Sayaka's music is her world, and Miru is the pillar that keeps her world upright. And she knows, if it comes to an end, that she'll walk her road of destiny alone, that she has to be strong, that she will be supporting her world entirely on her own. She can do it, her will to succeed is strong enough, she believes in herself, but that she can doesn't mean she wants to.
That's always her conclusion. And that's why she always ends up going back
She doesn't get on the bus, walks back, and it takes longer now. Her limbs are shivering by the time she reaches the door; unlocked, because Miru knows she didn't bring her keys. The warm embrace that she is everything that is familiar, once exciting but still enticing, and while the relief of her still being there doesn't make her cry, it makes her heart throb inside her.

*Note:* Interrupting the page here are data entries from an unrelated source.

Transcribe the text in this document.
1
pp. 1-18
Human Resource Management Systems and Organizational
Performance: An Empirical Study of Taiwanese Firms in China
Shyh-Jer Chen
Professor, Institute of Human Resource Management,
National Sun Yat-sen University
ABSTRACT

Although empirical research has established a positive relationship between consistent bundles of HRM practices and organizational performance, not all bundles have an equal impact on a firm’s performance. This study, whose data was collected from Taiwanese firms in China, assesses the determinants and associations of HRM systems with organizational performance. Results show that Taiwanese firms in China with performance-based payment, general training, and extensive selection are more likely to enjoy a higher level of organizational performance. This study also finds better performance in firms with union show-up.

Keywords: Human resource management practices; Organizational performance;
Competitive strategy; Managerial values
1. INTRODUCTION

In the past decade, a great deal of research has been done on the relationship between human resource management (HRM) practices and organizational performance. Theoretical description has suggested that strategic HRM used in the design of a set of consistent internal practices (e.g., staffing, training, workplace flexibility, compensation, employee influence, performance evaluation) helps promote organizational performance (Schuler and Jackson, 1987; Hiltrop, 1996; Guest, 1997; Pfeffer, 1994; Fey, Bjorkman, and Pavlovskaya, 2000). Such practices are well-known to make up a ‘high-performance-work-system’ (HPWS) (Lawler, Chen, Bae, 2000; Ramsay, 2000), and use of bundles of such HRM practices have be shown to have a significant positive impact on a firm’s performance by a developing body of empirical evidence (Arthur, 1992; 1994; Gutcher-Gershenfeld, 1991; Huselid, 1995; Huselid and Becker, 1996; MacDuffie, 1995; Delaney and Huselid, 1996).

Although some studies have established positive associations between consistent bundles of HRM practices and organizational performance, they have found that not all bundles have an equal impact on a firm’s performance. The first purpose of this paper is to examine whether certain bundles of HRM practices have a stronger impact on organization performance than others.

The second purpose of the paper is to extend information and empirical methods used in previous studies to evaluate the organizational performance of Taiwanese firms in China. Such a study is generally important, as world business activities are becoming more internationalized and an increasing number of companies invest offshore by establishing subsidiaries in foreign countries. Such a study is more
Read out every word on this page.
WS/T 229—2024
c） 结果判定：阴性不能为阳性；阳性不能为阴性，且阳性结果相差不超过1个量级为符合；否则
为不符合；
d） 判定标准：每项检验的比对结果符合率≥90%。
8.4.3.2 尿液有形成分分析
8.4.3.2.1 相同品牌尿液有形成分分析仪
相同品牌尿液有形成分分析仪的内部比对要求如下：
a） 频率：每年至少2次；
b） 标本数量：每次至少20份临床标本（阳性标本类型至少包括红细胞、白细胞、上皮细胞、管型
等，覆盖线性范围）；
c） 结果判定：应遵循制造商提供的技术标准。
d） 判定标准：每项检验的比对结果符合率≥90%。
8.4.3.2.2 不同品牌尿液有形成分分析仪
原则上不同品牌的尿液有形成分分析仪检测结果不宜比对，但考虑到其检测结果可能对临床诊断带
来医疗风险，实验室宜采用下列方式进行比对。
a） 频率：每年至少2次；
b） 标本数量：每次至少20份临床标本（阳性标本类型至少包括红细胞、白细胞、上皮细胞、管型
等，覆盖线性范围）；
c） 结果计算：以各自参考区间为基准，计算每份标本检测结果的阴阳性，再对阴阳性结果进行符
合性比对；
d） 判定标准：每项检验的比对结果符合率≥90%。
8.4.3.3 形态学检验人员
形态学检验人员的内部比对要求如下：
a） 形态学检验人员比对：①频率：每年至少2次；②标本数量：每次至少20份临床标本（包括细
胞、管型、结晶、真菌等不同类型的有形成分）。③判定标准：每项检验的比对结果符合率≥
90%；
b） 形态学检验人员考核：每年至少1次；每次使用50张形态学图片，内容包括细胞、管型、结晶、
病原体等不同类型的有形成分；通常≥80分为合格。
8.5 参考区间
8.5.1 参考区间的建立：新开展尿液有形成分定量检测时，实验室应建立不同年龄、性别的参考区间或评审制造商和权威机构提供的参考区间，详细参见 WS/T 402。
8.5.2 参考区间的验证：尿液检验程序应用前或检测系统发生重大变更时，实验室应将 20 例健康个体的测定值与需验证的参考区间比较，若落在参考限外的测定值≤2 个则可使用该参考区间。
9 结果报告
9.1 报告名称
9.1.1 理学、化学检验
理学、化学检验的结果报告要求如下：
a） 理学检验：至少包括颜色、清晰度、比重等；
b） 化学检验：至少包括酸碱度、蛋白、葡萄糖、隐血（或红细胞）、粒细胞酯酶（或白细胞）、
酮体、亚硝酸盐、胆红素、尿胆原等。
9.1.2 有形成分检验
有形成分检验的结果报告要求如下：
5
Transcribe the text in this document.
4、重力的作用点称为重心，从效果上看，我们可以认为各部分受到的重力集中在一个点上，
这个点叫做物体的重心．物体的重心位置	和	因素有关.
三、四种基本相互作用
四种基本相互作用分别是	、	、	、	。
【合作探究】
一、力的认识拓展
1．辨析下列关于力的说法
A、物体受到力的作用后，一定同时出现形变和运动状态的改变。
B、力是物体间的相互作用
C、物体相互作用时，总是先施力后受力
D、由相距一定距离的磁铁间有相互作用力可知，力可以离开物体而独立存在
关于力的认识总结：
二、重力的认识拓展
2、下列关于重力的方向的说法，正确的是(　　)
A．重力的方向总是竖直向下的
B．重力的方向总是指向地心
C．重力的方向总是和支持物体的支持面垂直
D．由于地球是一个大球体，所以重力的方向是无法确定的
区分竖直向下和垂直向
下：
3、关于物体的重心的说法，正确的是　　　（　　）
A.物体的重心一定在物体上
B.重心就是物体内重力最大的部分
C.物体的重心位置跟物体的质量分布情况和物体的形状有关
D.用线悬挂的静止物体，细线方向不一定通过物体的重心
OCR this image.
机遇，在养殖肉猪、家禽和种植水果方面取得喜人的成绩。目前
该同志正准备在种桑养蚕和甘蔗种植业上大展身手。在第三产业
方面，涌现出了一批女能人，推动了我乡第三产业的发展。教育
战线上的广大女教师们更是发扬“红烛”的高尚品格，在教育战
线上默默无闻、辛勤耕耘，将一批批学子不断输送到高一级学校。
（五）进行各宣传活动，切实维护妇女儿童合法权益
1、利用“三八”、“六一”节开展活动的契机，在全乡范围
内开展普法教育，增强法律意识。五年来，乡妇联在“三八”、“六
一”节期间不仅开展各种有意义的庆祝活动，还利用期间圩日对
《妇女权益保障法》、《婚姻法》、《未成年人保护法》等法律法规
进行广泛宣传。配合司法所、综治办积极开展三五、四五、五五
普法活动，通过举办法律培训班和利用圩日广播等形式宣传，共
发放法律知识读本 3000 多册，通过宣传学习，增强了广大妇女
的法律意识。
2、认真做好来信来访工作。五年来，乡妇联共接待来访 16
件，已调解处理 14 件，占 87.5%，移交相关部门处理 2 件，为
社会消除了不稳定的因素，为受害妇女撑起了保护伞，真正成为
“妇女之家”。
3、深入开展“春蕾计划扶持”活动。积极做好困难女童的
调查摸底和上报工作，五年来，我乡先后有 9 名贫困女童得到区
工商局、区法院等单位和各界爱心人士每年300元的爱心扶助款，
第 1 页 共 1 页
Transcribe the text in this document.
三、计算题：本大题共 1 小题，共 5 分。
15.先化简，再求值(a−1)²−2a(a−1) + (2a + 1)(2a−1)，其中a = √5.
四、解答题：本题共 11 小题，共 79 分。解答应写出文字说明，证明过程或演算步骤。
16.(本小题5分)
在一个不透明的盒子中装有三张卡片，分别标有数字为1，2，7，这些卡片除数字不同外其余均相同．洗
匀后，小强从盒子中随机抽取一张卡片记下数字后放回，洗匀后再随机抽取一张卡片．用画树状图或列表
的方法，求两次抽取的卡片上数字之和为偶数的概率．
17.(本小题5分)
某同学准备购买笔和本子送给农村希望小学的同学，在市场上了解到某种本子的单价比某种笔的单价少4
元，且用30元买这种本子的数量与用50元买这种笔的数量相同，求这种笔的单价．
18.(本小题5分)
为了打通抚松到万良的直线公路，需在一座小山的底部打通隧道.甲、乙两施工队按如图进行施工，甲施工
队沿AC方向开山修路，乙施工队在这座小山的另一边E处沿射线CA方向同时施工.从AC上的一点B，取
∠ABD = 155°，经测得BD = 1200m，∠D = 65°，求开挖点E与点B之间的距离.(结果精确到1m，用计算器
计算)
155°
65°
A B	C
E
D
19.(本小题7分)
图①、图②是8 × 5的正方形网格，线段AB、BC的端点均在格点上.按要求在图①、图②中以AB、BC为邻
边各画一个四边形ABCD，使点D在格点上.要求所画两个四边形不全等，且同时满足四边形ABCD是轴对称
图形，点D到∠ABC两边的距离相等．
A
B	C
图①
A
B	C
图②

Miru's soft voice tells her that it was just a stupid argument, that she didn't mean to make Sayaka feel like she doesn't care, that it's just something that she had been thinking of, and it hurts that it makes sense. For a brief moment, until they let go of each other, Sayaka wonders if her dreams are worth giving up this, if she should try to be rational and live an as ordinary life as possible with her partner. If putting the music dreams aside might in fact make her happier than she is now.
But as her cold lips meet Miru's, Sayaka feels it again. Not yet. She's not ready to give up yet.